Because of how good the cards in Modern need to be to see considerable play, they will by their nature impact Standard heavily. We don’t need to look far to see evidence of this. When Thoughtseize was reprinted, it had a tremendous impact on Standard as a whole. Remember Mono-Black and Pack Rat and Desecration Demon? Standard was 50% MBC mirrors for six months. Even without those support cards, Thoughtseize would have been a key player in that format. In fact,  that Temur was basically non-existent in constructed Magic during that time can certainly be at least partially attributed to the presence of Thoughtseize.

Similarly, the fetches in Khans of Tarkir did a lot to Standard. Do you remember what the decks looked like before Shadows over Innistrad? They were all four color messes. Fetches, in combination with the battle lands, were responsible for that. You could make the argument that fetches wouldn’t have had such an impact on Standard had the battle lands not been printed, but that’s sort of the point — WotCaHS needs to bend over backwards to make sure these higher power cards don’t screw everything up.
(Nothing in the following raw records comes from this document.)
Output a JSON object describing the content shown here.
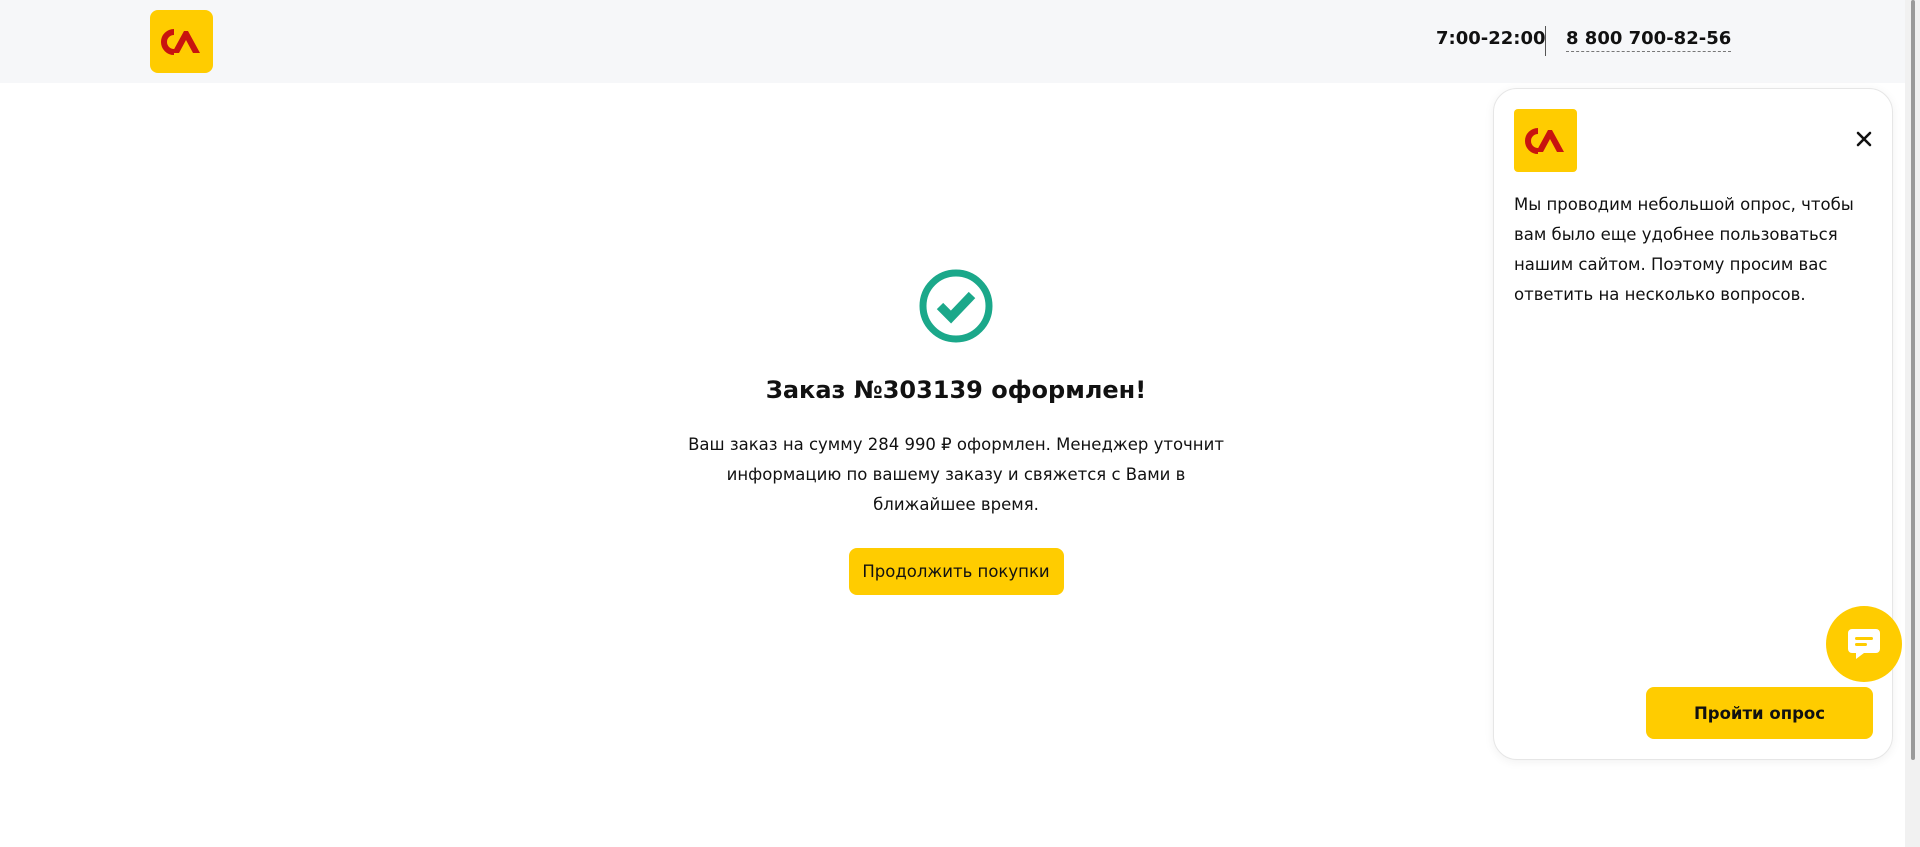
{
  "header": {
    "logo_icon": "sa-logo-icon",
    "hours": "7:00-22:00",
    "phone": "8 800 700-82-56"
  },
  "confirmation": {
    "icon": "check-circle-icon",
    "title": "Заказ №303139 оформлен!",
    "message": "Ваш заказ на сумму 284 990 ₽ оформлен. Менеджер уточнит информацию по вашему заказу и свяжется с Вами в ближайшее время.",
    "continue_label": "Продолжить покупки"
  },
  "survey": {
    "logo_icon": "sa-logo-icon",
    "close_icon": "close-icon",
    "text": "Мы проводим небольшой опрос, чтобы вам было еще удобнее пользоваться нашим сайтом. Поэтому просим вас ответить на несколько вопросов.",
    "button_label": "Пройти опрос"
  },
  "chat": {
    "icon": "chat-icon"
  },
  "colors": {
    "brand_yellow": "#ffcc00",
    "logo_red": "#c8140f",
    "success_green": "#1ba88a",
    "header_bg": "#f6f7f9"
  }
}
Heck, look at two newer cards, Jace, Vryn’s Prodigy and Siege Rhino. Neither one is a reprint, but they’re both seeing play in older formats. And while doing so, also made Standard all about them the entire time. Standard only has a handful of exceptionally powerful cards in it at a time, and all the meaningful cards in Modern are exceptionally powerful.

This isn’t to say that Standard can’t accommodate for these cards whatsoever. After all, each of these reprints had to exist the first time, right? Sure, but don’t forget what these looked like the first time around. Tarmogoyf, in conjunction with Garruk Wildspeaker, was a pillar of Standard when it was legal. Cryptic Command was key in 5c Control, another top Standard deck. Snapcaster Mage was all over Standard for two entire years. Did they “ruin” Standard? Probably not. They definitely warped it though.
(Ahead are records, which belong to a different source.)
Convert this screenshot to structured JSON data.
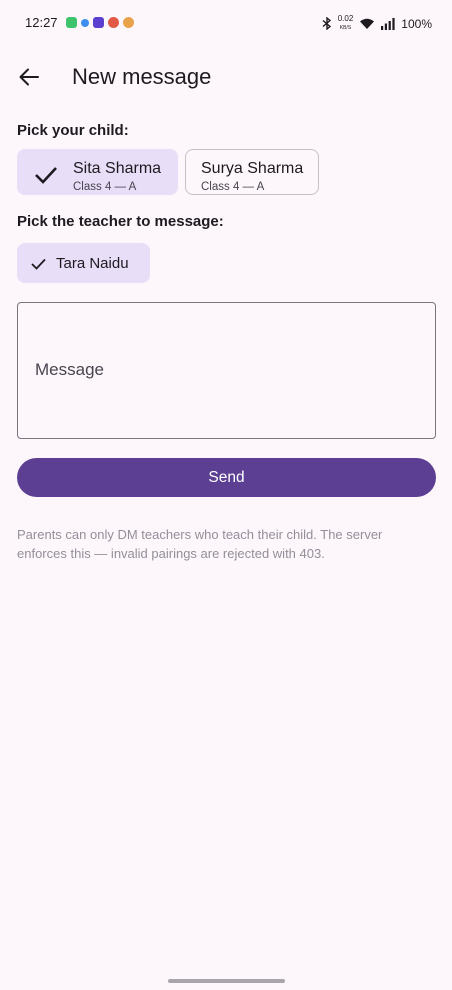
{
  "status": {
    "time": "12:27",
    "net_speed_top": "0.02",
    "net_speed_bottom": "KB/S",
    "battery": "100%"
  },
  "app_bar": {
    "title": "New message"
  },
  "child_section": {
    "label": "Pick your child:",
    "children": [
      {
        "name": "Sita Sharma",
        "class": "Class 4 — A",
        "selected": true
      },
      {
        "name": "Surya Sharma",
        "class": "Class 4 — A",
        "selected": false
      }
    ]
  },
  "teacher_section": {
    "label": "Pick the teacher to message:",
    "teachers": [
      {
        "name": "Tara Naidu",
        "selected": true
      }
    ]
  },
  "message": {
    "placeholder": "Message",
    "value": ""
  },
  "send_label": "Send",
  "hint": "Parents can only DM teachers who teach their child. The server enforces this — invalid pairings are rejected with 403.",
  "colors": {
    "background": "#fdf7fc",
    "chip_selected": "#e8def8",
    "primary_button": "#5c3f92"
  }
}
I fully admit that any card could be reprinted in Standard and the format could be shaped to accommodate it. A great example of this was Mirrodin, where they brought back Atog and Terror. Terror had been an amazingly powerful piece of removal prior to Mirrodin block, but with artifact creatures everywhere, it seemed much less impressive. At the same time Atog, which had been garbage in the past, was now impressively useful on a plane with so many artifacts.
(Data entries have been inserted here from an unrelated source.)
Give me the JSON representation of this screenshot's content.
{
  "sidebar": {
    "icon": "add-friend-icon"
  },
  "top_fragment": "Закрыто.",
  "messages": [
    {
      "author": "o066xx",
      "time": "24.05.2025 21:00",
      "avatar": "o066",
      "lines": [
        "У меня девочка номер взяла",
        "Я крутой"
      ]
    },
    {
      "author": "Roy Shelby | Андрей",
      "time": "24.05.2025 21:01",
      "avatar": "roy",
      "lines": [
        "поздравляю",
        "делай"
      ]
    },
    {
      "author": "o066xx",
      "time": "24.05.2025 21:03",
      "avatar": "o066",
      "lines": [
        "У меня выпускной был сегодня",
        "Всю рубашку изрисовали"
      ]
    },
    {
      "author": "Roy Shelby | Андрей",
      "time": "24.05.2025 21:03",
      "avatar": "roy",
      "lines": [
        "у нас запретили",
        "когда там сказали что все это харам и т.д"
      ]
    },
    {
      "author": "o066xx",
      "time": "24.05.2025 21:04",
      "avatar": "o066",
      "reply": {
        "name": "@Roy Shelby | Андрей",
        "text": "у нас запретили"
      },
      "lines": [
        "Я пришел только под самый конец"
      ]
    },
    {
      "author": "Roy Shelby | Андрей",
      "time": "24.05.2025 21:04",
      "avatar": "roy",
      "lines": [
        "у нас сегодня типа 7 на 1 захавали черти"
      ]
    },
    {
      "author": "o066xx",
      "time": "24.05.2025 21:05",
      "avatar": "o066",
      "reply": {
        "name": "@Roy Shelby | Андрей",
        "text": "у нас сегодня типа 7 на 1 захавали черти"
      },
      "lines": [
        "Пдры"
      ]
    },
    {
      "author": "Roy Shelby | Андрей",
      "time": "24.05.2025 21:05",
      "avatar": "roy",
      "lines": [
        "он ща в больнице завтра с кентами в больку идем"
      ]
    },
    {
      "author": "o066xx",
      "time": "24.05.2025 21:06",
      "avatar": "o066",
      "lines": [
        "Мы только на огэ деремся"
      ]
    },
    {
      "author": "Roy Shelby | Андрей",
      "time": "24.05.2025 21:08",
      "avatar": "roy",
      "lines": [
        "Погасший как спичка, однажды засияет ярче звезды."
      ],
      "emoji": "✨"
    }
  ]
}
Yeah, we could have Snapcaster Mage in Standard and not have him be the most important card in the format. But it would mean almost no playable one mana instants and sorceries, and the two mana ones would need to be powered down too. Not just in the set he’s legal either. You’d need these restrictions in place in the block preceding him, the block including him, and the block following him. That’s a year and a half of Magic sets that would need to be designed within strict guidelines, just to allow for a single card to be reprinted. And what about the other reprints going on at the same time? And what about the blocks even further out that are impacted by the presence or absence of those one mana instants or sorceries in adjacent blocks? You can see how making room for a single powerful card can impact years worth of Magic design. When Rosewater talks about how difficult it is to balance reprints, he’s not kidding.

QED or Something

I’m not saying reprints aren’t helpful or necessary, because they absolutely are. Without them, formats tend towards stagnation, and if reprints are simply not an option whatsoever, as in Legacy, there is only one conclusion. However, shoving multiple highly-desired cards into Standard sets comes with a host of problems that go far beyond simply costing a handful of enfranchised players some value. WotCaHS runs the risk of alienating burgeoning players, crashing markets, cannibalizing future Standard sets, and driving players out of the game altogether. When you consider how bad the consequences can be, and how many ways there are for things to go poorly, it should come as no surprise that they’re (rightfully) erring on the side of caution.